14 July 2019

Books: What Lies Buried By Margaret Kirk (2019)



Once again, I will note I happen to know the writers brother, so I’m still going to give my best review.


"Ten year-old Erin is missing; taken in broad daylight during a friend's birthday party. With no witnesses and no leads, DI Lukas Mahler races against time to find her. But is it already too late for Erin - and will her abductor stop at one stolen child? And the discovery of human remains on a construction site near Inverness confronts Mahler's team with a cold case from the 1940s. Was Aeneas Grant's murder linked to a nearby POW camp, or is there an even darker story to be uncovered? With his team stretched to the limit, Mahler's hunt for Erin's abductor takes him from Inverness to the Lake District. And decades-old family secrets link both cases in a shocking final twist."

What Lies Buried is the second Lukas Mahler story and is a gripping tale about an ugly, but very realistic subject of child abduction.
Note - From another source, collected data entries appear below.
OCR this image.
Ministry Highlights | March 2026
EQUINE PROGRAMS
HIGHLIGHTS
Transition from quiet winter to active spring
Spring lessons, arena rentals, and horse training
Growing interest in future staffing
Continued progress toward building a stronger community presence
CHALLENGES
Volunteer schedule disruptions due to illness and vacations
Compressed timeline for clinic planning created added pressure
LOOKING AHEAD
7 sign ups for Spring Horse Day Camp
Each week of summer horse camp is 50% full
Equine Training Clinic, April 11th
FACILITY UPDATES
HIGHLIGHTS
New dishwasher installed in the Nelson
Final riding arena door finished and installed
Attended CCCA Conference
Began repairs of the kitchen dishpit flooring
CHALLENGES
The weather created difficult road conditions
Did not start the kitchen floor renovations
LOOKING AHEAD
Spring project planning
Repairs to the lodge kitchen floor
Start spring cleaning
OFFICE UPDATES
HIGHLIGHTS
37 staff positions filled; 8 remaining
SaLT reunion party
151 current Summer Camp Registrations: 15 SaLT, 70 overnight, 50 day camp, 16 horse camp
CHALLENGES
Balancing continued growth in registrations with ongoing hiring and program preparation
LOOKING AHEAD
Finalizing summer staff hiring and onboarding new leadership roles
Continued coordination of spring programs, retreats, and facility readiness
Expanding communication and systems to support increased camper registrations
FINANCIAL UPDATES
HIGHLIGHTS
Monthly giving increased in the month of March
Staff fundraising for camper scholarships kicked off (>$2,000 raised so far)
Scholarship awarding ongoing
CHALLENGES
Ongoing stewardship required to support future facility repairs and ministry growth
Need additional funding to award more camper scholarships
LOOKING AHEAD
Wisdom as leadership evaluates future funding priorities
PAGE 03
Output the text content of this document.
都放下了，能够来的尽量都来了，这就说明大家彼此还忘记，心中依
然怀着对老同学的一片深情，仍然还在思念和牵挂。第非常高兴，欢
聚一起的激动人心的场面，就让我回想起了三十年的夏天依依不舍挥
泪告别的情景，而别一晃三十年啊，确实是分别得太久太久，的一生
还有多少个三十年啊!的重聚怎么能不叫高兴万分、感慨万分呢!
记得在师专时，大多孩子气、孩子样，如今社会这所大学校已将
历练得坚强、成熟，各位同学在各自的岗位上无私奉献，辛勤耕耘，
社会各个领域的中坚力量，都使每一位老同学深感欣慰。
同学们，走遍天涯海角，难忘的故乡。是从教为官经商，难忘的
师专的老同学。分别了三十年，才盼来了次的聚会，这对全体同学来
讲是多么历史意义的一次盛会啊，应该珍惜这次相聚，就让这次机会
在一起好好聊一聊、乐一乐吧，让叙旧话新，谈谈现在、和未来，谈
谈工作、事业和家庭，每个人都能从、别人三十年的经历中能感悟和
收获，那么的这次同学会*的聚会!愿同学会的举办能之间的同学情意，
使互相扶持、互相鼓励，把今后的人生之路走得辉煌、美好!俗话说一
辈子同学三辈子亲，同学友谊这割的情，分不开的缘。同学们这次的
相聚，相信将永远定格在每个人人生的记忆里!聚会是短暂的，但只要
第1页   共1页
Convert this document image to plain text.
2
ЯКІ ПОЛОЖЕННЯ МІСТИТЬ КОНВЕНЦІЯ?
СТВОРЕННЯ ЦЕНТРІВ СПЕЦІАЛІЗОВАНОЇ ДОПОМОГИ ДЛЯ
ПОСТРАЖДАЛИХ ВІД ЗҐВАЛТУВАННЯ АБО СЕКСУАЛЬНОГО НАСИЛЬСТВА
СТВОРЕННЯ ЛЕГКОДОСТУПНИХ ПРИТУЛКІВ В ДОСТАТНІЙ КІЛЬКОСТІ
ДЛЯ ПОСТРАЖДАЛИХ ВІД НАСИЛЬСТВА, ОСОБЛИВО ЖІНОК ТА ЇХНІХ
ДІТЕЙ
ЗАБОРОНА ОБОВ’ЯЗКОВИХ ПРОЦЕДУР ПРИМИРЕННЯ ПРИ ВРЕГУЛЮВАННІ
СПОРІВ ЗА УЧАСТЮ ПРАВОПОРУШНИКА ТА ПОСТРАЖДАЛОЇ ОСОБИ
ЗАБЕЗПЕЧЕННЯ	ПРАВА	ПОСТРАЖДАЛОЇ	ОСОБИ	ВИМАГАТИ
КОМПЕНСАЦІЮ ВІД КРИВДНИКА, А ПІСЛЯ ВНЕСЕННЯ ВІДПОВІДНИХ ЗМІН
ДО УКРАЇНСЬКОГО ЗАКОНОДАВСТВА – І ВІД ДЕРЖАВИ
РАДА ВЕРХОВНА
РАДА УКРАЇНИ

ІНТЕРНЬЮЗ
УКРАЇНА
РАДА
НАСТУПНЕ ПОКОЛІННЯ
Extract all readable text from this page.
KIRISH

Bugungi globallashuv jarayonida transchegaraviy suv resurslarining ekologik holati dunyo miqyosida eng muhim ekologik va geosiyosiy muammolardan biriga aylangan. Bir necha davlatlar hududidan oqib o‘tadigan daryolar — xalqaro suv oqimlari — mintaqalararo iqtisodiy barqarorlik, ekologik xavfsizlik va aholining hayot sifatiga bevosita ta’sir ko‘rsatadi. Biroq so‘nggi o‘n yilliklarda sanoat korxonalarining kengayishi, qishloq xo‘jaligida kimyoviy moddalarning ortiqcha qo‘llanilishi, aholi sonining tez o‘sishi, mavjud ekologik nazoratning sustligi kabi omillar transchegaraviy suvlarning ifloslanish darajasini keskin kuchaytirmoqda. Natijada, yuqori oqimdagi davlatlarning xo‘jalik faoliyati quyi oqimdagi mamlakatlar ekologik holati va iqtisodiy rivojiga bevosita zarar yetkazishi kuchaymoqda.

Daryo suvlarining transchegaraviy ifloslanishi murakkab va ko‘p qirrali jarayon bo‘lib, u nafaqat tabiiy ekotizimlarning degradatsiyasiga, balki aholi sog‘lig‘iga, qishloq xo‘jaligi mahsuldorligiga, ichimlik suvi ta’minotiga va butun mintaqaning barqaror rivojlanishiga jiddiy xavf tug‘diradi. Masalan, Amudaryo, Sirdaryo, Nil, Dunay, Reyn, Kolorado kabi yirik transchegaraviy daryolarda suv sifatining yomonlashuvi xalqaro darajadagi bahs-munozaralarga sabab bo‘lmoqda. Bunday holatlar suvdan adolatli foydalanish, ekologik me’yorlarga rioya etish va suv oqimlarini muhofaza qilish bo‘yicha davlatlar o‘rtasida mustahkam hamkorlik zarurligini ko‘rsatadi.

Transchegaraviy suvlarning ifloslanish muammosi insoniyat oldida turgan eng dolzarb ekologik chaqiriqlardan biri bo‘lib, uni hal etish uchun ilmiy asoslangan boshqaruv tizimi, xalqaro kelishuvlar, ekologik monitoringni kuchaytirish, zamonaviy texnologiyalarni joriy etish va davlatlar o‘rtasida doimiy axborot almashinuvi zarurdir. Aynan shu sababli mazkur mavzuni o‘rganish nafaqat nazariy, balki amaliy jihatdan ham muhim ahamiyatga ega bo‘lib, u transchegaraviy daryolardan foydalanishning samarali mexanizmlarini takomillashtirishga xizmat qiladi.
There is also an additional sub-plots dealing with a 70 year-old murder and Mahler’s ongoing association with local crime boss Carl “Cazza” Mackay that gets a new wrinkle when it looks like someone is trying kill MacKay.

It’s a fast-paced story, and Kirk easily keeps all the threads of tale from unraveling –though I could do less with the Andy Black and his questionable tactics with his police work and his silly rivalry with Mahler.  While I understand the male ego, it’s very clear Andy’s moral compass is compromised and it irritates me that no one else see’s this. Maybe this is what cops do; ignore some of the other cops obvious flaws just because there is this “brotherhood” among them. And as clever as June Wallace, Mahler’s boss, I’m surprised how much she lets Black get away with. Sometimes I felt it made her a bit of a dim bulb. Also, I felt the whole issue with the Chief –Wallace’s boss- was too much Eastenders, to borrow a British soap opera title. Look, I understand that everyone wants things to be resolved nice and neat, and the press will hound police, but it all seems too predictable soap opera tropes.

This book also sets up the third yet-to-be-released third Lukas Mahler story, ending on a cliffhanger. This may explain why some story points are not resolved (unless I missed it), like why one of the girls who goes missing is later found dead. Why she died is never fully explained (though it’s later revealed that the girl’s disappearance is connected to events sometime prior), and there was no trauma on the girls body, so why was she murdered?

I liked the book, though and will look forward towards book three. But I do hope that Kirk winds down some of sub-plots (like who’s trying to destroy Cazza MacKay), as they do sometimes distract from the main plot.